The major outcome parameters of SLIT are the medication and symptom scores. Also, immunologic parameters such as the changes of serum specific IgE and IgG4 antibodies can be measured, which were not done in the present study.8 However, these findings are still conflicting: SLIT lasting longer than 3 years in children monosensitized to HDMs was not associated with a significant change in serum specific IgE to HDMs,17 while SLIT-treated patients exhibited a significant decrease in serum specific IgE to HDMs with no significant changes in specific IgG1 and IgG4 antibodies.18 Further immunologic findings including the changes of T cells and basophils should be followed over the period of SLIT.

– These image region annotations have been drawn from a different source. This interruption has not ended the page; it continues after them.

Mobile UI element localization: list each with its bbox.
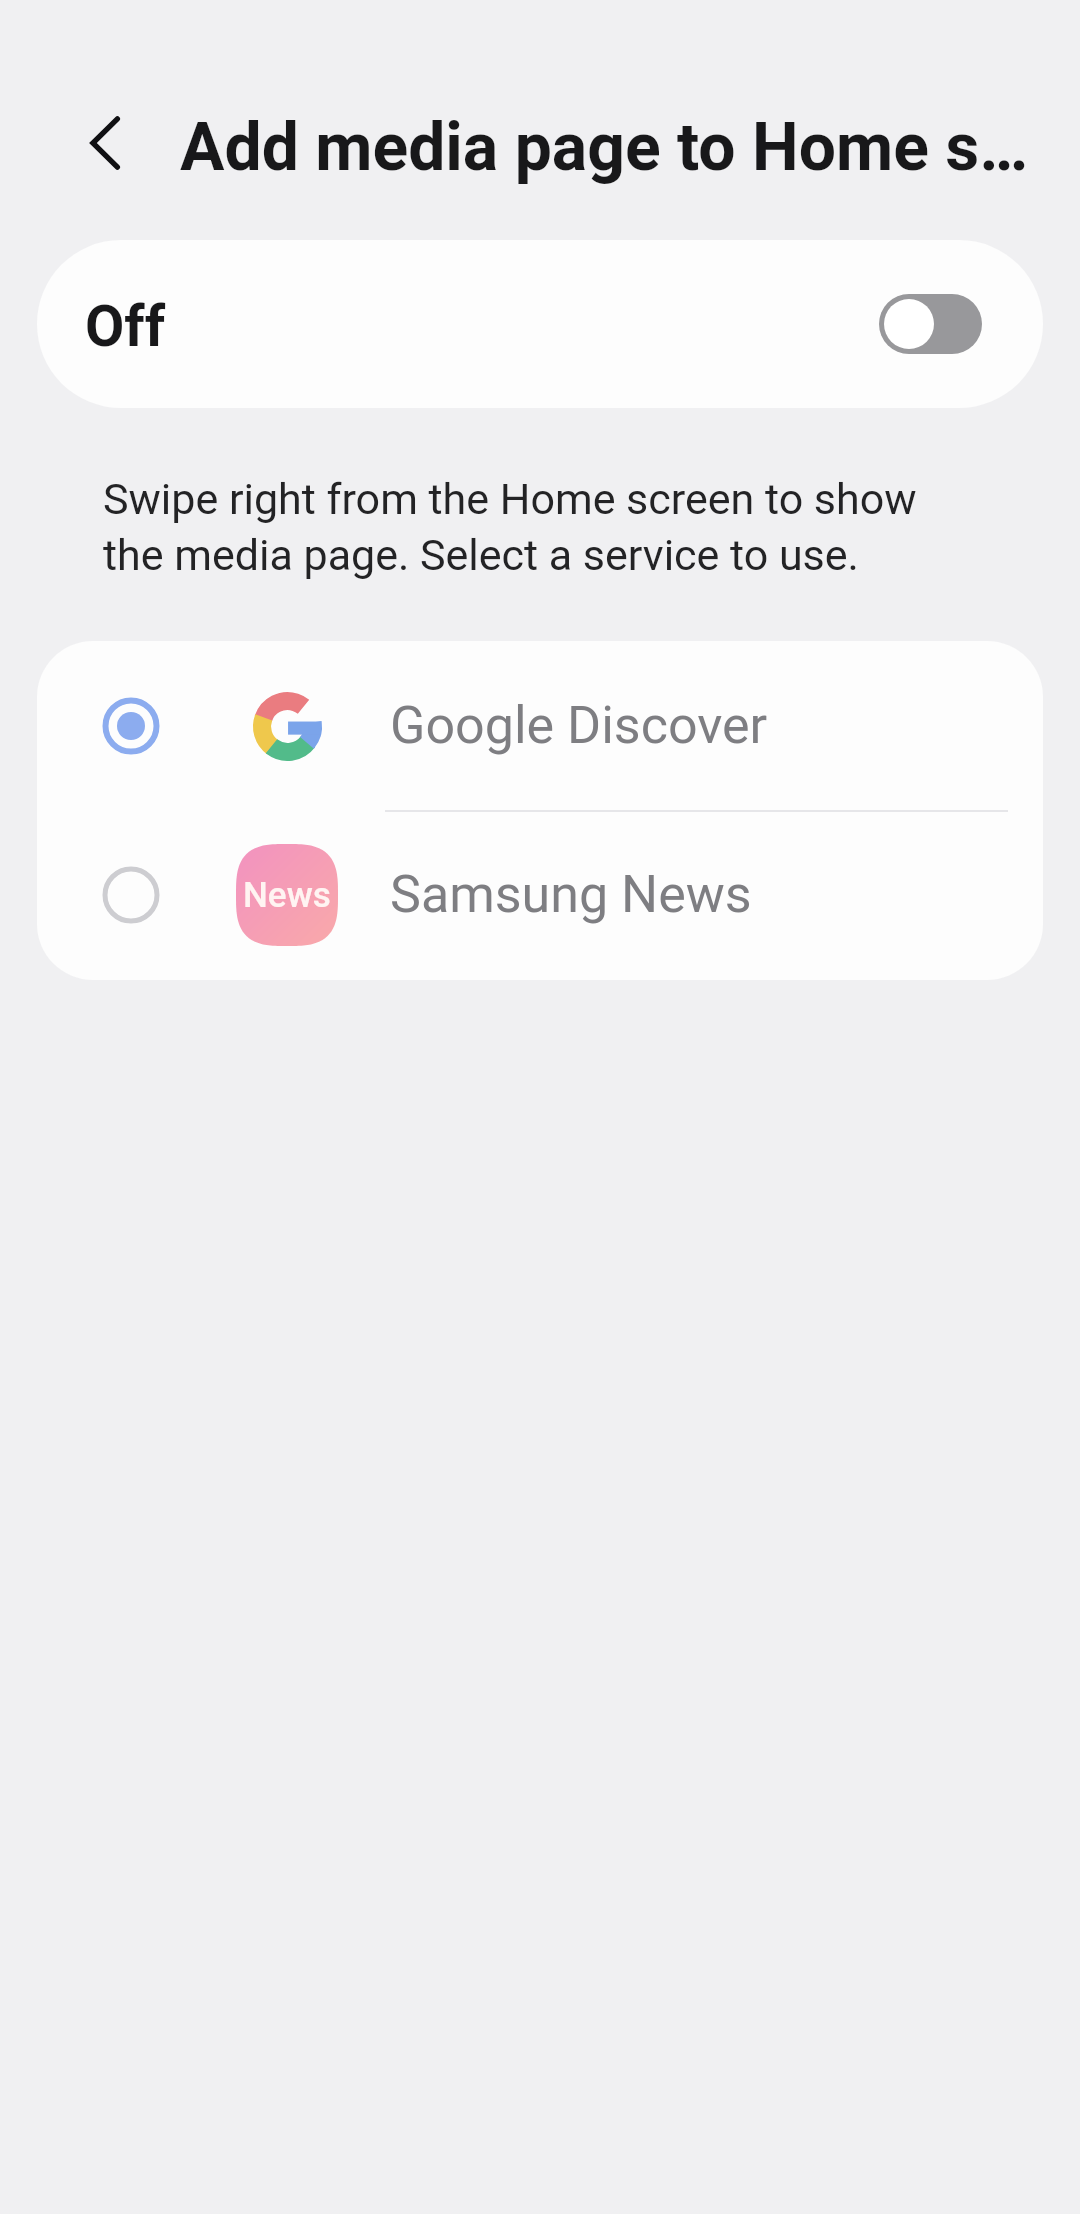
- staticText: Samsung News: [390, 864, 752, 925]
- staticText: Add media page to Home s…: [180, 109, 1029, 186]
- staticText: Swipe right from the Home screen to show…: [103, 474, 925, 581]
- button[interactable]: Off: [37, 240, 1043, 408]
- staticText: Google Discover: [390, 695, 768, 756]
- button[interactable]: Navigate up: [74, 112, 136, 174]
- staticText: Off: [85, 293, 166, 360]
- staticText: News: [243, 875, 331, 916]
- button[interactable]: News: [37, 810, 1043, 979]
- button[interactable]: Google Discover: [37, 641, 1043, 810]
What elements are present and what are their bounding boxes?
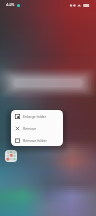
staticText: 4:25 [6, 2, 15, 8]
button[interactable]: Remove [11, 122, 63, 134]
button[interactable]: Enlarge folder [11, 110, 63, 122]
staticText: Enlarge folder [23, 114, 47, 119]
staticText: Remove folder [23, 138, 47, 143]
button[interactable]: Remove folder [11, 134, 63, 146]
button[interactable]: App folder [5, 150, 17, 162]
staticText: Remove [23, 126, 37, 131]
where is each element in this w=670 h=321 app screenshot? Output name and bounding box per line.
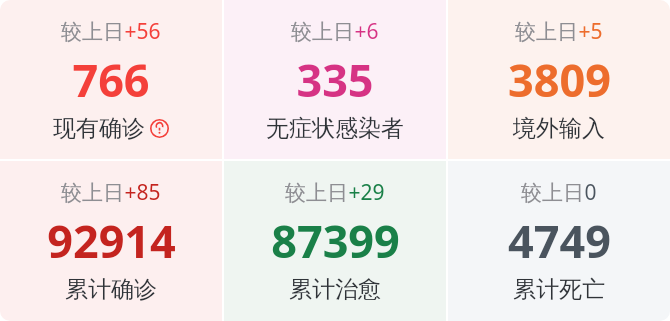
staticText: 较上日 [521,180,584,206]
staticText: 4749 [508,210,611,271]
staticText: 较上日 [291,19,354,45]
staticText: 较上日 [61,180,124,206]
staticText: 0 [584,178,597,207]
staticText: 现有确诊 [53,114,145,143]
staticText: 87399 [271,210,400,271]
staticText: 累计死亡 [513,275,605,304]
staticText: 较上日 [285,180,348,206]
staticText: 766 [72,49,150,110]
staticText: 335 [296,49,374,110]
staticText: +85 [124,178,161,207]
button[interactable]: 较上日 [224,161,446,321]
button[interactable]: 较上日 [448,161,670,321]
button[interactable]: 较上日 [0,0,222,159]
staticText: 境外输入 [513,114,605,143]
staticText: 较上日 [515,19,578,45]
staticText: 无症状感染者 [266,114,404,143]
staticText: +29 [348,178,385,207]
staticText: +5 [578,17,603,46]
staticText: +56 [124,17,161,46]
staticText: 3809 [508,49,611,110]
staticText: +6 [354,17,379,46]
staticText: 累计确诊 [65,275,157,304]
staticText: 较上日 [61,19,124,45]
button[interactable]: 较上日 [448,0,670,159]
staticText: 92914 [47,210,176,271]
staticText: 累计治愈 [289,275,381,304]
button[interactable]: 较上日 [224,0,446,159]
button[interactable]: 说明 [150,119,169,138]
button[interactable]: 较上日 [0,161,222,321]
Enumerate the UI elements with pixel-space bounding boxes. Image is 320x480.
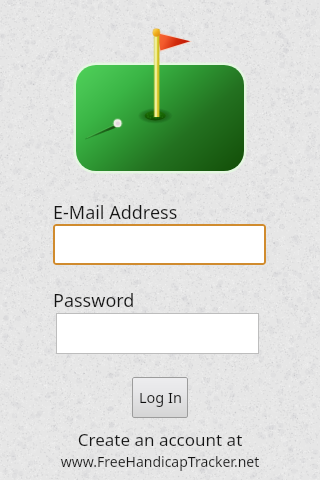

In conclusion, most SLIT studies have shown benefits in AR patients sensitive to HDMs. However, they involved small numbers of patients and used variable doses of HDM allergens. The optimal dose and duration of SLIT remain unclear, because the density and quality of HDM allergens vary according to the manufacturer. Additional investigations are essential in order to recommend HDM-SLIT as a primary treatment modality for AR patients sensitive to HDMs.

Notes

There are no financial or other issues that might lead to conflict of interest.